Rheinische Post - Geldern an Kevelaer
Ein trauriges Arbeitszeugnis
Weil die nötigen Mittel investiert werden, registriert die Polizei in NRW mehr Fälle von Kindesmissbrauch als je zuvor.
DÜSSELDORF Erst seit wenigen Tagen sitzt ein 53-Jähriger aus Köln in Untersuchungshaft, der Kinder sexuell missbraucht haben soll. Vor einer Woche hat die Polizei die Wohnung des Mannes durchsucht und dabei Dateien sichergestellt, die auf aktuelle sexuelle Missbrauchstaten hinweisen. Kurze Zeit später identifizierten Ermittler der Polizei anhand des Materials ein elfjähriges Mädchen aus dem Kölner Umland sowie einen 13-jährigen Jungen aus Bayern. Aufmerksam geworden war die Polizei auf den Mann durch vorangegangene Ermittlungen im Kindesmissbrauchskomplex Bergisch Gladbach.
Im vergangenen Jahr hat die Polizei in NRW so viele Fälle von Straftaten gegen die sexuelle Selbstbestimmung bei Kindern unter 14 Jahren (inklusive Versuchen) registriert wie vermutlich nie zuvor. Wie das Innenministerium unserer Redaktion auf Anfrage mitteilte, wurden für das Jahr 2020 landesweit 4304 solcher Fälle verzeichnet; 2019 waren es 3590 Fälle. Zum Vergleich: Vor 14 Jahren lag die Zahl bei 2793 Fällen – und war bis zum Jahr 2016 auf 2334 gesunken.
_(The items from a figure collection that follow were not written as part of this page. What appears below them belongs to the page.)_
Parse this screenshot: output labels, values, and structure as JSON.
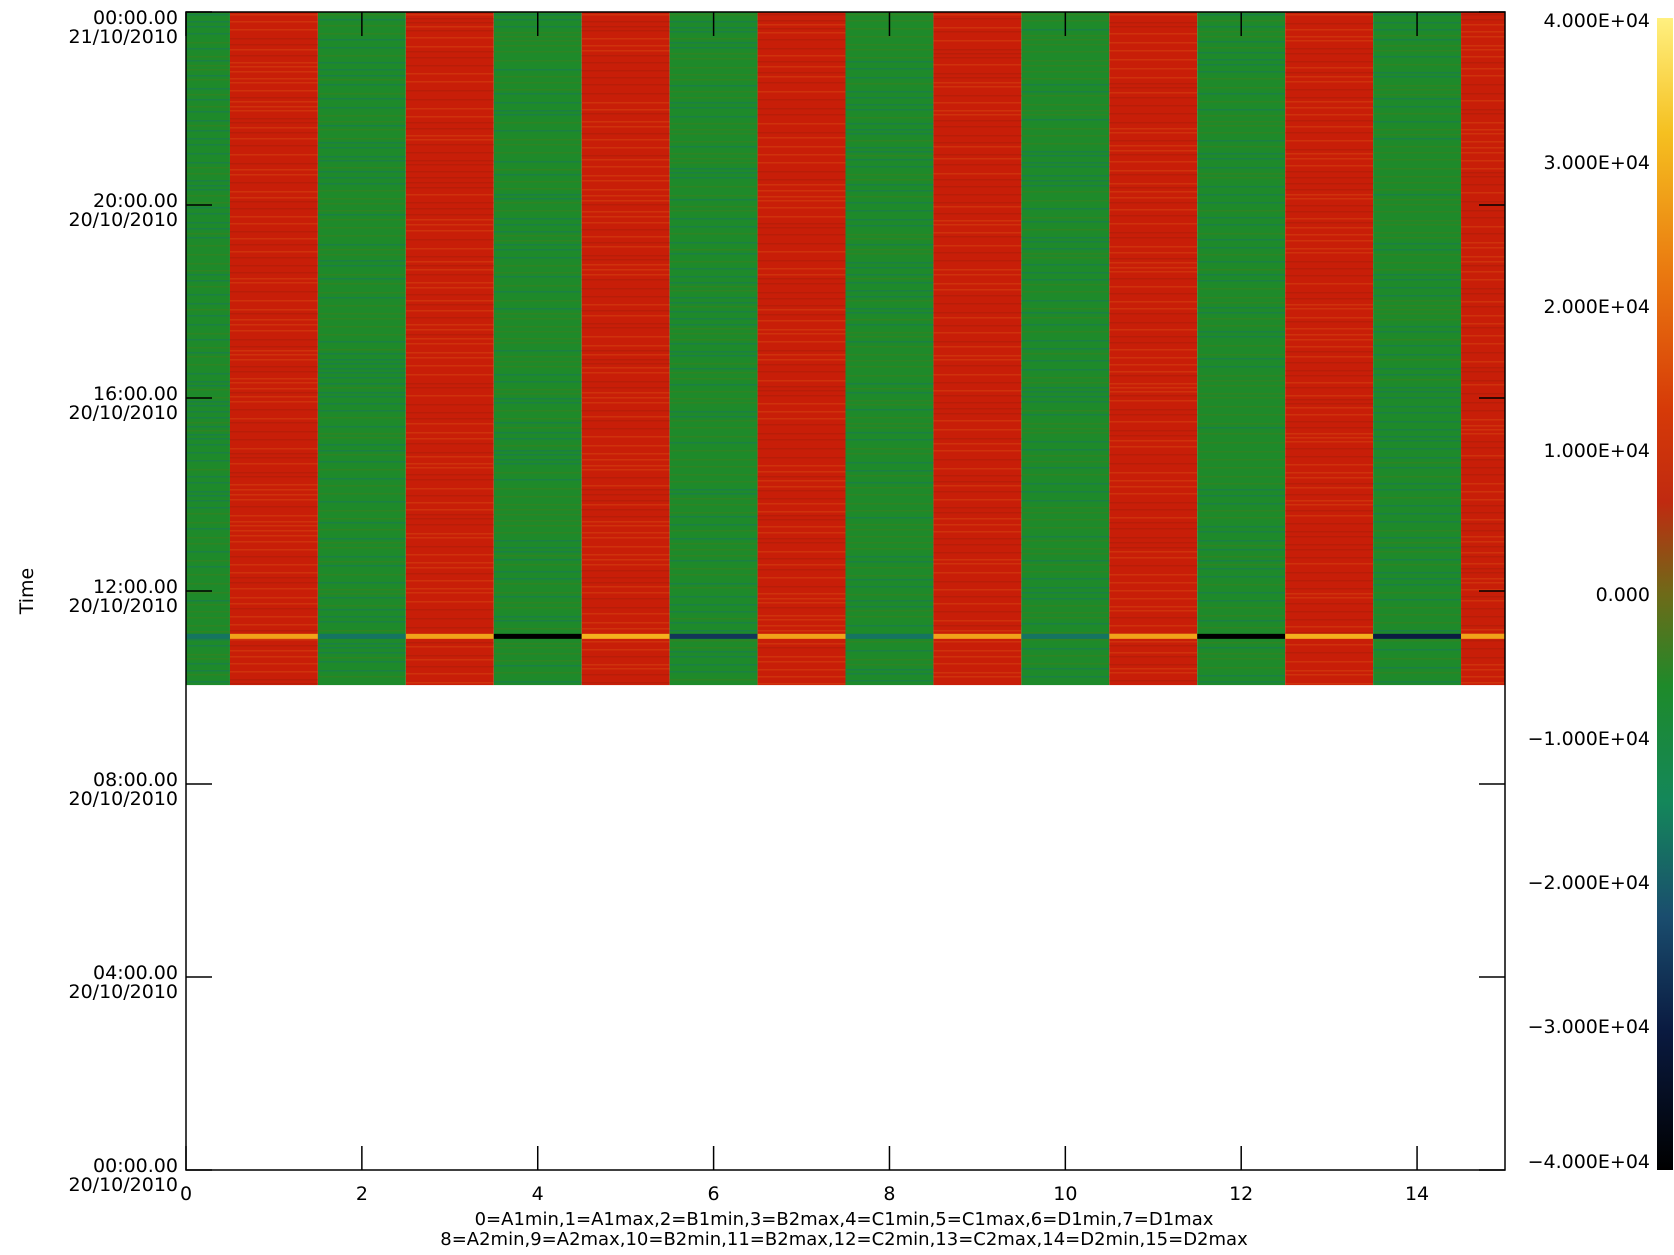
{
  "chart_data": {
    "type": "heatmap",
    "title": "",
    "xlabel": "",
    "ylabel": "Time",
    "xlim": [
      0,
      15
    ],
    "x_ticks": [
      "0",
      "2",
      "4",
      "6",
      "8",
      "10",
      "12",
      "14"
    ],
    "x_tick_values": [
      0,
      2,
      4,
      6,
      8,
      10,
      12,
      14
    ],
    "caption_lines": [
      "0=A1min,1=A1max,2=B1min,3=B2max,4=C1min,5=C1max,6=D1min,7=D1max",
      "8=A2min,9=A2max,10=B2min,11=B2max,12=C2min,13=C2max,14=D2min,15=D2max"
    ],
    "y_ticks": [
      {
        "hours": 0,
        "time": "00:00.00",
        "date": "20/10/2010"
      },
      {
        "hours": 4,
        "time": "04:00.00",
        "date": "20/10/2010"
      },
      {
        "hours": 8,
        "time": "08:00.00",
        "date": "20/10/2010"
      },
      {
        "hours": 12,
        "time": "12:00.00",
        "date": "20/10/2010"
      },
      {
        "hours": 16,
        "time": "16:00.00",
        "date": "20/10/2010"
      },
      {
        "hours": 20,
        "time": "20:00.00",
        "date": "20/10/2010"
      },
      {
        "hours": 24,
        "time": "00:00.00",
        "date": "21/10/2010"
      }
    ],
    "ylim_hours": [
      0,
      24
    ],
    "data_start_hours": 10.05,
    "data_end_hours": 24,
    "channels": [
      0,
      1,
      2,
      3,
      4,
      5,
      6,
      7,
      8,
      9,
      10,
      11,
      12,
      13,
      14,
      15
    ],
    "channel_values": [
      -10000,
      10000,
      -10000,
      10000,
      -10000,
      10000,
      -10000,
      10000,
      -10000,
      10000,
      -10000,
      10000,
      -10000,
      10000,
      -10000,
      10000
    ],
    "spike_hours": 11.05,
    "spike_values": [
      -17000,
      28000,
      -17000,
      28000,
      -40000,
      30000,
      -26000,
      28000,
      -17000,
      28000,
      -17000,
      28000,
      -40000,
      30000,
      -30000,
      28000
    ],
    "colorbar": {
      "min": -40000,
      "max": 40000,
      "ticks": [
        {
          "value": 40000,
          "label": "4.000E+04"
        },
        {
          "value": 30000,
          "label": "3.000E+04"
        },
        {
          "value": 20000,
          "label": "2.000E+04"
        },
        {
          "value": 10000,
          "label": "1.000E+04"
        },
        {
          "value": 0,
          "label": "0.000"
        },
        {
          "value": -10000,
          "label": "−1.000E+04"
        },
        {
          "value": -20000,
          "label": "−2.000E+04"
        },
        {
          "value": -30000,
          "label": "−3.000E+04"
        },
        {
          "value": -40000,
          "label": "−4.000E+04"
        }
      ]
    },
    "colors": {
      "green": "#1e8a2a",
      "red": "#c81e08",
      "dark_blue": "#1a3d5c",
      "orange": "#f0a020",
      "black": "#000000"
    }
  }
}
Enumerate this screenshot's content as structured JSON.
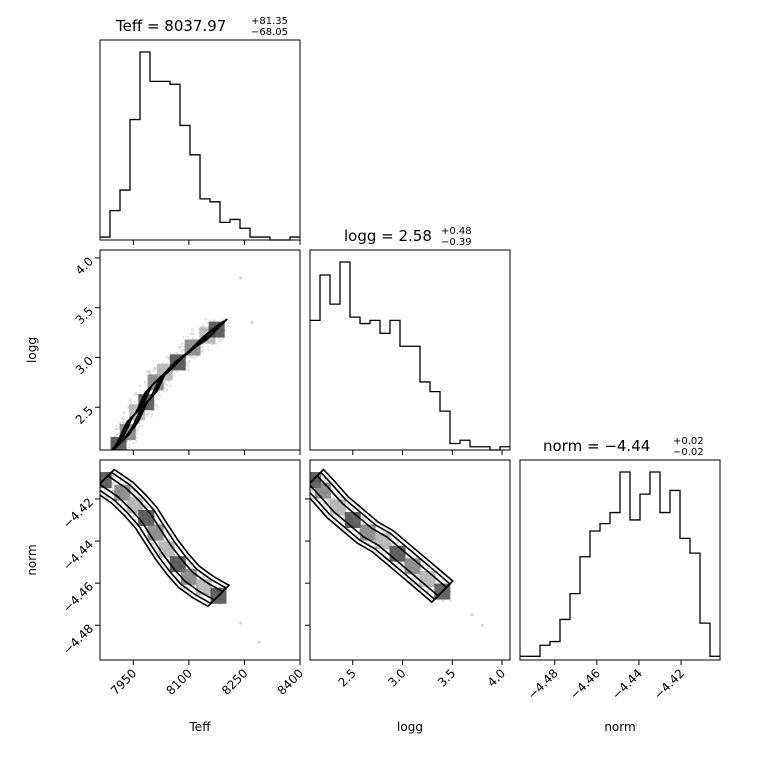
{
  "chart_data": {
    "type": "corner",
    "parameters": [
      "Teff",
      "logg",
      "norm"
    ],
    "titles": [
      {
        "param": "Teff",
        "prefix": "Teff = ",
        "median": "8037.97",
        "upper": "+81.35",
        "lower": "−68.05"
      },
      {
        "param": "logg",
        "prefix": "logg = ",
        "median": "2.58",
        "upper": "+0.48",
        "lower": "−0.39"
      },
      {
        "param": "norm",
        "prefix": "norm = ",
        "median": "−4.44",
        "upper": "+0.02",
        "lower": "−0.02"
      }
    ],
    "axes": {
      "Teff": {
        "label": "Teff",
        "range": [
          7860,
          8400
        ],
        "ticks": [
          7950,
          8100,
          8250,
          8400
        ],
        "tick_labels": [
          "7950",
          "8100",
          "8250",
          "8400"
        ]
      },
      "logg": {
        "label": "logg",
        "range": [
          2.07,
          4.08
        ],
        "ticks": [
          2.5,
          3.0,
          3.5,
          4.0
        ],
        "tick_labels": [
          "2.5",
          "3.0",
          "3.5",
          "4.0"
        ]
      },
      "norm": {
        "label": "norm",
        "range": [
          -4.4965,
          -4.4015
        ],
        "ticks": [
          -4.48,
          -4.46,
          -4.44,
          -4.42
        ],
        "tick_labels": [
          "−4.48",
          "−4.46",
          "−4.44",
          "−4.42"
        ]
      }
    },
    "histograms": {
      "Teff": {
        "edges_start": 7860,
        "bin_width": 27,
        "counts": [
          1,
          10,
          17,
          41,
          64,
          54,
          54,
          53,
          39,
          29,
          14,
          13,
          6,
          7,
          4,
          1,
          1,
          0,
          0,
          1
        ]
      },
      "logg": {
        "edges_start": 2.07,
        "bin_width": 0.1005,
        "counts": [
          40,
          54,
          45,
          58,
          41,
          39,
          40,
          36,
          40,
          32,
          32,
          21,
          18,
          12,
          2,
          3,
          1,
          1,
          0,
          1
        ]
      },
      "norm": {
        "edges_start": -4.4965,
        "bin_width": 0.00475,
        "counts": [
          1,
          1,
          4,
          5,
          11,
          18,
          28,
          35,
          37,
          40,
          51,
          38,
          45,
          51,
          40,
          46,
          33,
          29,
          10,
          1
        ]
      }
    },
    "ridges": {
      "Teff_logg": [
        [
          7910,
          2.12
        ],
        [
          7935,
          2.25
        ],
        [
          7960,
          2.45
        ],
        [
          7985,
          2.55
        ],
        [
          8010,
          2.75
        ],
        [
          8035,
          2.85
        ],
        [
          8070,
          2.95
        ],
        [
          8110,
          3.1
        ],
        [
          8150,
          3.22
        ],
        [
          8175,
          3.28
        ]
      ],
      "Teff_norm": [
        [
          7870,
          -4.411
        ],
        [
          7920,
          -4.417
        ],
        [
          7955,
          -4.423
        ],
        [
          7985,
          -4.429
        ],
        [
          8010,
          -4.436
        ],
        [
          8040,
          -4.444
        ],
        [
          8070,
          -4.451
        ],
        [
          8100,
          -4.457
        ],
        [
          8140,
          -4.462
        ],
        [
          8180,
          -4.466
        ]
      ],
      "logg_norm": [
        [
          2.1,
          -4.411
        ],
        [
          2.2,
          -4.416
        ],
        [
          2.35,
          -4.424
        ],
        [
          2.5,
          -4.43
        ],
        [
          2.65,
          -4.436
        ],
        [
          2.8,
          -4.44
        ],
        [
          2.95,
          -4.446
        ],
        [
          3.1,
          -4.452
        ],
        [
          3.25,
          -4.458
        ],
        [
          3.4,
          -4.464
        ]
      ]
    },
    "outliers": {
      "Teff_logg": [
        [
          8240,
          3.8
        ],
        [
          8270,
          3.35
        ]
      ],
      "Teff_norm": [
        [
          8240,
          -4.479
        ],
        [
          8290,
          -4.488
        ]
      ],
      "logg_norm": [
        [
          3.8,
          -4.48
        ],
        [
          3.7,
          -4.475
        ]
      ]
    }
  }
}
Seitdem aber zeigt die Kurve nach oben.
Nach Angaben des Innenministeriums wurden im vergangenen Jahr 300 Kinder (bis 13 Jahre), 521 Jugendliche (14 bis 17 Jahre), 213 Heranwachsende (18 bis einschließlich 20 Jahre) und 1734 Erwachsene als Tatverdächtige in der Polizeistatistik erfasst. Hinzu kommt eine hohe Dunkelziffer. „Der Anstieg ist ein trauriges Arbeitszeugnis unserer Anstrengungen. Weil wir hinsehen und konsequent verfolgen, finden wir mehr“, sagte NRW-Innenminister Herbert Reul (CDU) unserer Redaktion. „Dass Kindesmissbrauch überall passiert, muss für uns als Gesellschaft noch stärker in unsere Vorstellungskraft rücken“, sagte Reul.
Die Deutsche Polizeigewerkschaft führt die gestiegenen Zahlen ebenfalls auf erhöhten Ermittlungsdruck zurück. Deren Landesvorsitzender, Erich Rettinghaus, sagt dazu: „Es sind deutlich mehr Ressourcen in die Bekämpfung von Kindesmissbrauch gesteckt worden – sowohl Personal als auch Technik. Das zahlt sich aus, wie die Zahlen zeigen.“Nach Angaben des Innenministeriums wurde das Personal bei der Polizei in dem Bereich vervierfacht – von 100 Ermittlern auf 400. Zudem seien viele Millionen Euro in Technik investiert worden – bis Jahresende sollen es rund 32,5 Millionen Euro sein. „Hinzu kommt das digitale Großraumbüro, in dem Landeskriminalamt und die 47 Kreispolizeibehörden eng miteinander venetzt sind“, sagte ein Sprecher des Innenministeriums.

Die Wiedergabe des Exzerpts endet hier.